Biology Magazine

How Old Could the Oldest Stone Tools Be?

Posted on the 23 June 2015 by Reprieve @EvoAnth
How old could the oldest stone tools be?

Creating stone tools was a key leap forward for our ancestors. It was so significant that scientists once thought it heralded the arrival of modern(ish) humans. But since then we've found much older stone tools, including some recently discovered stone tools that were made more than three million years ago. Will these be the oldest stone tools ever found? Or maybe there's a chance we'll find even older tools. How old could the oldest stone tools be?

Now this might seem like an impossible question to answer. How can we identify the age of something we haven't found yet? Well, chimps - our closest living relatives - don't make stone tools in the wild. Nor does any other ape. This would suggest that something unique happened during our evolution that made the creation of stone tools possible. If we can pinpoint when this change happened then we can narrow down when the oldest stone tools may have been made.

What do you need to make a stone tool?

In order to be able to make stone tools you need two things. Also stones, you need them too.

The first is one of those big fancy brains. You need to be smart enough to figure out which rocks make good tools, which rocks you can use to shape those tools, what sort of tool you need to make. The list goes on and on. Now, all of this might seem pretty trivial. Yet it's worth remembering it can take some monkeys years to figure out how to use rocks as tools. Not make tools with stones, but simply figure out they can pick up a rock and use it to smash stuff.

The other thing you need is the ability to pick up and make the rocks in the first place. Even creating the simplest stone tools requires being able to strike the stone at just the right angle to make flakes. As someone whose tried to do this, I can tell you that this is very challenging. Our hand likely needed to undergo some evolution before this was possible.
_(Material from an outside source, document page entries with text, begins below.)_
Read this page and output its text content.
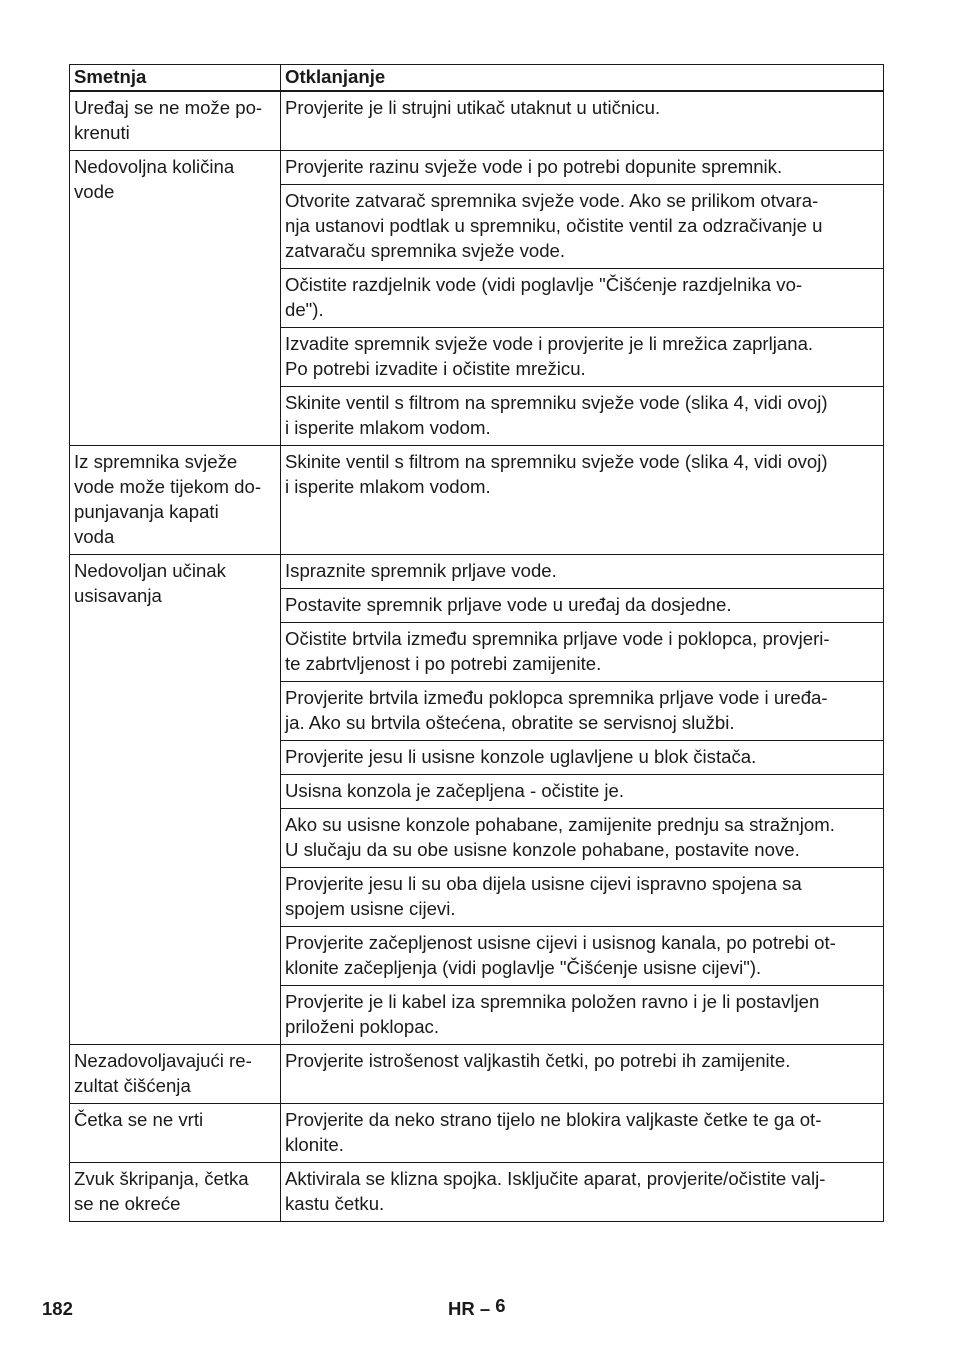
Smetnja	Otklanjanje
Uređaj se ne može po-
krenuti	Provjerite je li strujni utikač utaknut u utičnicu.

Nedovoljna količina
vode	Provjerite razinu svježe vode i po potrebi dopunite spremnik.
	Otvorite zatvarač spremnika svježe vode. Ako se prilikom otvara-
nja ustanovi podtlak u spremniku, očistite ventil za odzračivanje u
zatvaraču spremnika svježe vode.
	Očistite razdjelnik vode (vidi poglavlje "Čišćenje razdjelnika vo-
de").
	Izvadite spremnik svježe vode i provjerite je li mrežica zaprljana.
Po potrebi izvadite i očistite mrežicu.
	Skinite ventil s filtrom na spremniku svježe vode (slika 4, vidi ovoj)
i isperite mlakom vodom.
Iz spremnika svježe
vode može tijekom do-
punjavanja kapati
voda	Skinite ventil s filtrom na spremniku svježe vode (slika 4, vidi ovoj)
i isperite mlakom vodom.
Nedovoljan učinak
usisavanja	Ispraznite spremnik prljave vode.
	Postavite spremnik prljave vode u uređaj da dosjedne.
	Očistite brtvila između spremnika prljave vode i poklopca, provjeri-
te zabrtvljenost i po potrebi zamijenite.
	Provjerite brtvila između poklopca spremnika prljave vode i uređa-
ja. Ako su brtvila oštećena, obratite se servisnoj službi.
	Provjerite jesu li usisne konzole uglavljene u blok čistača.
	Usisna konzola je začepljena - očistite je.
	Ako su usisne konzole pohabane, zamijenite prednju sa stražnjom.
U slučaju da su obe usisne konzole pohabane, postavite nove.
	Provjerite jesu li su oba dijela usisne cijevi ispravno spojena sa
spojem usisne cijevi.
	Provjerite začepljenost usisne cijevi i usisnog kanala, po potrebi ot-
klonite začepljenja (vidi poglavlje "Čišćenje usisne cijevi").
	Provjerite je li kabel iza spremnika položen ravno i je li postavljen
priloženi poklopac.
Nezadovoljavajući re-
zultat čišćenja	Provjerite istrošenost valjkastih četki, po potrebi ih zamijenite.

Četka se ne vrti	Provjerite da neko strano tijelo ne blokira valjkaste četke te ga ot-
klonite.
Zvuk škripanja, četka
se ne okreće	Aktivirala se klizna spojka. Isključite aparat, provjerite/očistite valj-
kastu četku.
182	HR – 6
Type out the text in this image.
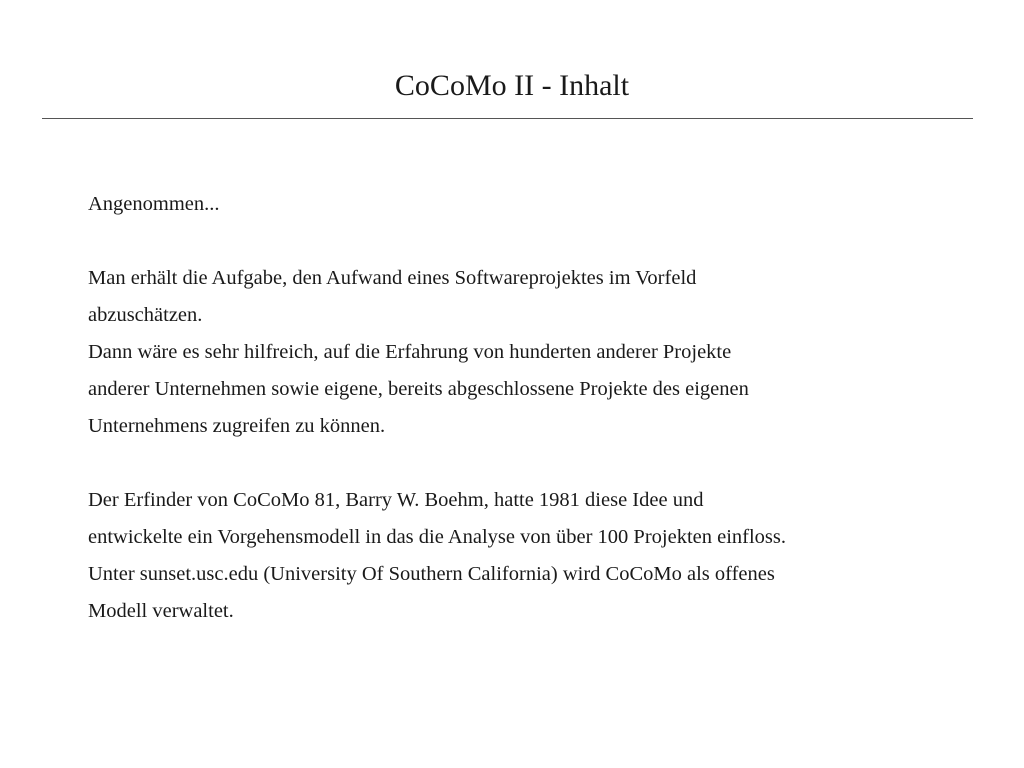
CoCoMo II - Inhalt

Angenommen...

Man erhält die Aufgabe, den Aufwand eines Softwareprojektes im Vorfeld
abzuschätzen.
Dann wäre es sehr hilfreich, auf die Erfahrung von hunderten anderer Projekte
anderer Unternehmen sowie eigene, bereits abgeschlossene Projekte des eigenen
Unternehmens zugreifen zu können.

Der Erfinder von CoCoMo 81, Barry W. Boehm, hatte 1981 diese Idee und
entwickelte ein Vorgehensmodell in das die Analyse von über 100 Projekten einfloss.
Unter sunset.usc.edu (University Of Southern California) wird CoCoMo als offenes
Modell verwaltet.
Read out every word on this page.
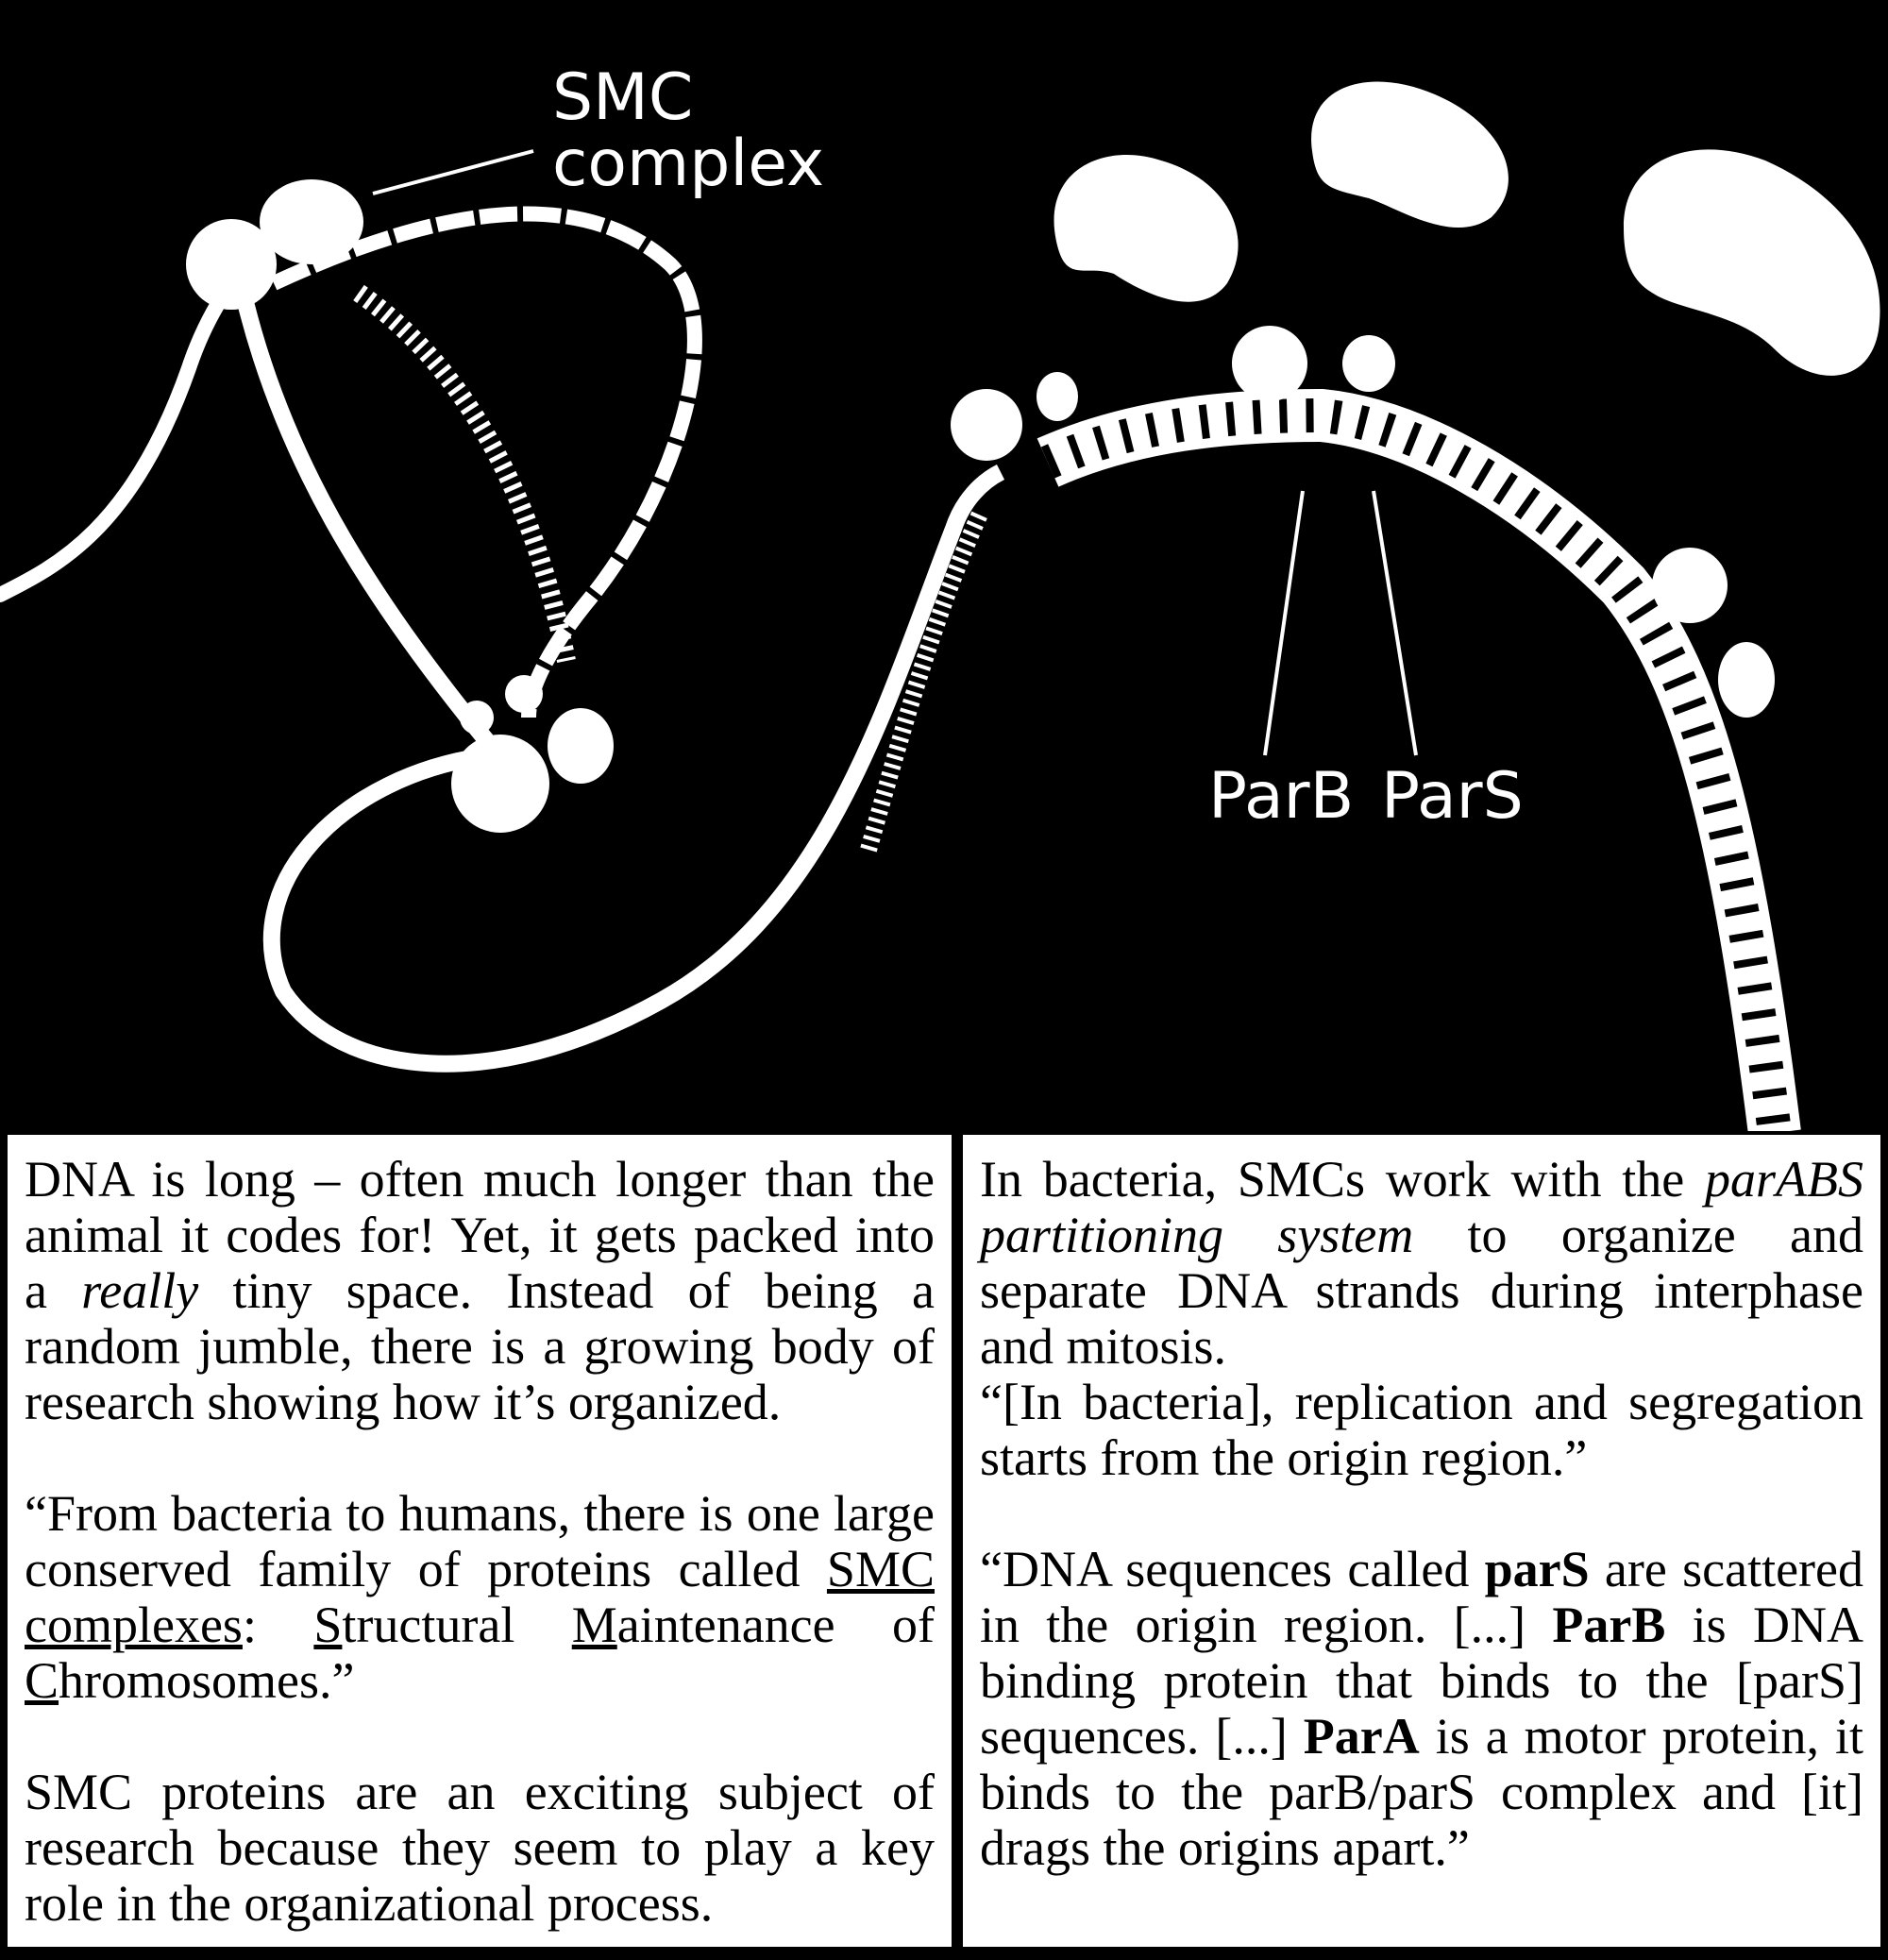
SMC
complex
ParB ParS

DNA is long – often much longer than the animal it codes for! Yet, it gets packed into a really tiny space. Instead of being a random jumble, there is a growing body of research showing how it’s organized.

“From bacteria to humans, there is one large conserved family of proteins called SMC complexes: Structural Maintenance of Chromosomes.”

SMC proteins are an exciting subject of research because they seem to play a key role in the organizational process.

In bacteria, SMCs work with the parABS partitioning system to organize and separate DNA strands during interphase and mitosis.

“[In bacteria], replication and segregation starts from the origin region.”

“DNA sequences called parS are scattered in the origin region. [...] ParB is DNA binding protein that binds to the [parS] sequences. [...] ParA is a motor protein, it binds to the parB/parS complex and [it] drags the origins apart.”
So, by figuring out when our ancestors became smart and handy we can help narrow down when they could have made the oldest stone tools.

Smartie-pants chimps

Humans are smart. Like, super smart. It's perhaps our biggest advantage in the evolutionary arms race. So you'd expect that this was one of the key changes that enabled us to make fancy stone tools. Except it doesn't seem to be the case.

Sure, you need to be smart to make stone tools but it looks like chimps are already smart enough. By extension, our ancestors with chimp-like brains were probably smart enough as well. Thus we can't look for increases in brain size to infer when they were making the oldest stone tools.

It turns out that whilst chimps don't make stone tools in the wild, they still have the capacity to make them. They just need us to teach them. Experiments on chimps have captivity have revealed they learn the nuances of tool creation very well. Which raises the question: why don't they make them in the wild?

Well, it turns out that their hands let them down. Chimps have very long fingers, to help them hook onto and climb trees. But this makes them a bit clumsy when it comes to precisely hitting rocks together. As such, whilst they can be taught to make tools with their hands they aren't that good at it. Instead they prefer to throw rocks at concrete, using the force to crack them as needed. The absence of concrete in the jungle is likely a big limiting factor on chimp technology.

Handy sign of the oldest stone tools

So hands seem to be the key to figuring out the age of the oldest stone tools. When did we begin to evolve these lovely, short fingered beauties? Millions and millions of years ago! Scientists have found evidence of improving dexterity in Australopithecus afarensis and Australopithecus africanus. These two closely related (and closely spelled) species are some of our oldest ape-like relatives. They lived from ~2 - 4 million years ago. Our family only emerged a few million years before them (~7 mya) and the oldest known stone tools are ~3 million years old.

Unfortunately hand bones are some of the smallest in the body. As such they're also the most likely to be lost and damaged, so the picture is still very incomplete. We can't say for sure whether they did have the dexterity to make stone tools. However, the increase in dexterity is noteworthy, so it seems plausible.

In other words, it looks like the oldest stone tools may well be almost a million years older than the oldest stone tools we've currently found.

References

Ambrose, S. H. (2001). Paleolithic technology and human evolution. Science, 291(5509), 1748-1753.

Boyd and Silk, 2012. How Humans Evolved

Harmand, S., Lewis, J. E., Feibel, C. S., Lepre, C. J., Prat, S., Lenoble, A., ... & Roche, H. (2015). 3.3-million-year-old stone tools from Lomekwi 3, West Turkana, Kenya. Nature, 521(7552), 310-315.

Schick, K. D., Toth, N., Garufi, G., Savage-Rumbaugh, E. S., Rumbaugh, D., & Sevcik, R. (1999). Continuing investigations into the stone tool-making and tool-using capabilities of a bonobo (Pan paniscus). Journal of Archaeological Science, 26(7), 821-832.

Skinner, M. M., Stephens, N. B., Tsegai, Z. J., Foote, A. C., Nguyen, N. H., Gross, T., ... & Kivell, T. L. (2015). Human-like hand use in Australopithecus africanus. Science, 347(6220), 395-399.